Настю Медведеву привезли в управление розыска на Никитский переулок к десяти часам утра. Ее сопровождала мать, но мать попросили подождать в соседнем кабинете. Колосов хотел поговорить с Настей с глазу на глаз.
Девочка вошла, тихо поздоровалась, села на стул. Нескладный, смешной и милый подросток: веснушки, пухлые губки бантиком, ямочки на щеках, русые
Настя подняла глаза, и Колосов почувствовал, как сжалось его сердце — у милых смешных подростков, у этих унизанных «недельками» девчушек не может быть, не должно быть такого испуганного, затравленного взгляда, таких скорбных складок у губ, такого недетского страдания на лице.
— Настя, как ты себя чувствуешь? — спросил он. — Получше?
— Да, — девочка отвечала очень тихо.
— А что врач сказал?
— Сотрясения нет. Ушиб.
— Голова больше не кружится?
— Нет.
— Ты можешь мне рассказать, что произошло?
— Я уже рассказывала.
— Я знаю. Но мне необходимо знать. Понимаешь?
— Да. Понимаю.
Он слушал ее, сверяясь с текстом первоначального опроса, снятого Знаменскими оперативниками прямо там, на месте, в присутствии врача «Скорой», вызванной перепуганными пассажирами электрички, нашедшими Настю и поднявшими тревогу.

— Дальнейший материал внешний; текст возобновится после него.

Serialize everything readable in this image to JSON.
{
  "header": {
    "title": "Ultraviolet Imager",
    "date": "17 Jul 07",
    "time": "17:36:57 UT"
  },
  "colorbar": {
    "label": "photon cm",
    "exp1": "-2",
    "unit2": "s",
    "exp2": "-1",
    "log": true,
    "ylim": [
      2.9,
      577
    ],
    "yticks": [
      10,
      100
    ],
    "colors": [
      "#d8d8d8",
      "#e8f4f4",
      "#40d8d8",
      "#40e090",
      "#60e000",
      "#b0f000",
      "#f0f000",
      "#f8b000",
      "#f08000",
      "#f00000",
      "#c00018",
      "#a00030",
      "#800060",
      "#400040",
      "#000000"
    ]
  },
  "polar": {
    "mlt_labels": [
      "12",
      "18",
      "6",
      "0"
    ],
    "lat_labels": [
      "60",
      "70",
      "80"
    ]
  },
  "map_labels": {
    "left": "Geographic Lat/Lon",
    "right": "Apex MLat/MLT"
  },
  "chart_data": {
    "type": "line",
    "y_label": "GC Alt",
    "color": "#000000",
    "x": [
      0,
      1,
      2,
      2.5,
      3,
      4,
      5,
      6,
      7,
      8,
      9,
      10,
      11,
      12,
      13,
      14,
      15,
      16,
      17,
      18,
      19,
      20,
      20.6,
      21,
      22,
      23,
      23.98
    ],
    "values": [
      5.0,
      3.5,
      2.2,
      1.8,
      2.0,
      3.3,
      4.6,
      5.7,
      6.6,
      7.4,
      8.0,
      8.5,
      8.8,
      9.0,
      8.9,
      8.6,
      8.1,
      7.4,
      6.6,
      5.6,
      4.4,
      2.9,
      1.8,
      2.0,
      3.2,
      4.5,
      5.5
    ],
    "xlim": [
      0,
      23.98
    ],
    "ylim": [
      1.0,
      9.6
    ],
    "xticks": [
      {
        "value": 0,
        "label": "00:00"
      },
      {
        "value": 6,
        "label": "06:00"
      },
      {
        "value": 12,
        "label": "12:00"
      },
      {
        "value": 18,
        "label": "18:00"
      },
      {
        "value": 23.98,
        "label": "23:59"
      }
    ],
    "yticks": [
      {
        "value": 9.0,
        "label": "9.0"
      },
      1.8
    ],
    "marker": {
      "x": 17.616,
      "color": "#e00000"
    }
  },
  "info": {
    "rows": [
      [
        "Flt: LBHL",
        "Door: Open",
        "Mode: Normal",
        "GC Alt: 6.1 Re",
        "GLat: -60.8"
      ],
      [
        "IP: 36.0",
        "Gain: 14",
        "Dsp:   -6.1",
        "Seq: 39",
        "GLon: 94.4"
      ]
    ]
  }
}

Итак, согласно показаниям, вчера в половине двенадцатого ночи Настя Медведева вместе с подругами по колледжу на предпоследней вечерней электричке возвращалась в родное Знаменское из Москвы с концерта любимой рок-группы в Лужниках. Девочки так припозднились с разрешения родителей — ведь возвращались они домой большой компанией, да и жили все в соседних домах. От платформы до микрорайона тоже было недалеко: через аллею городского парка, рассеченного улицей Первопроходчиков.
— Настя, когда ты с девочками шла по аллее, вы кого-нибудь видели? Ты вот говорила, вроде заметила что-то? — спросил Никита.

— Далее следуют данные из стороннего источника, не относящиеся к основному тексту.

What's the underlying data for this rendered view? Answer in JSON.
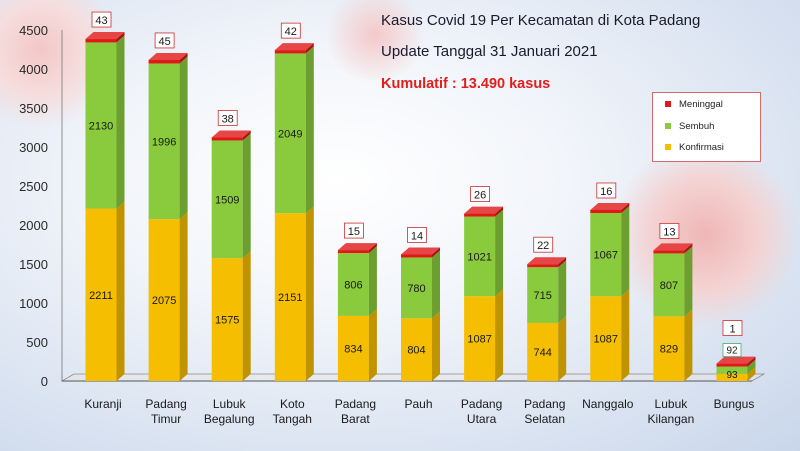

— Я видела автомобильные фары в конце аллеи, на перекрестке.
— Машина проезжала или стояла?
— Проезжала. Фары нас ослепили.
— Ты не заметила, какая это была машина?
— По-моему, большая, грузовая. Гудела так... с напрягом. Но было темно. А когда мы дошли до перекрестка, ее уже там не было.
— Там ты и рассталась с подружками?
— Да, они в семнадцатом доме живут, а я в двенадцатом.

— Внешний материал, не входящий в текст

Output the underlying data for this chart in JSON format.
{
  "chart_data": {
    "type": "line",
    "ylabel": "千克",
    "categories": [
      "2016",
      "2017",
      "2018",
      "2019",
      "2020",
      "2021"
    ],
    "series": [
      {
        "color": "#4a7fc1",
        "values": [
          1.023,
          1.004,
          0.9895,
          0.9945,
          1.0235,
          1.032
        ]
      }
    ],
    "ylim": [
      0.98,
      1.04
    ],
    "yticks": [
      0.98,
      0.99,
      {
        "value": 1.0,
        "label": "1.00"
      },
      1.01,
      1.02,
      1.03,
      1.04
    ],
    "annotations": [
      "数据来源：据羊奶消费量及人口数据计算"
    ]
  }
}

— Блочный, десятиэтажка. И как раз на перекрестке улицы Первопроходчиков и улицы Южной. Когда ты шла к дому, что ты видела и слышала?
— Это не совсем у моего дома, это было ближе к аллее. — Настя сглотнула. — Я в первом подъезде живу, если идти по Южной, то мне чуть ли не весь дом обходить нужно. Я и свернула — там дорожка асфальтовая к гаражам. Так ближе.
Колосов увидел, как глаза ее вдруг наполнились слезами.
— Я шла, услышала позади шум мотора. Ехала машина. Там лужа большая, я сошла на обочину, повернулась спиной.
— К идущему транспорту спиной поворачиваться нельзя, Настя.
— Там лужа была, как море. После дождя. Я испугалась — брюки мне забрызгает новые, белые, свитер новый. Мамка бы за свитер мне голову снесла. — Она судорожно начала всхлипывать.
Колосов налил ей стакан воды из электрочайника.
— На, попей... Значит, ты и на этот раз саму машину не разглядела?
— Нет. Только свет фар. Желтый, яркий.
— Но по звуку мотора — это была та же машина, что ты слышала на аллее?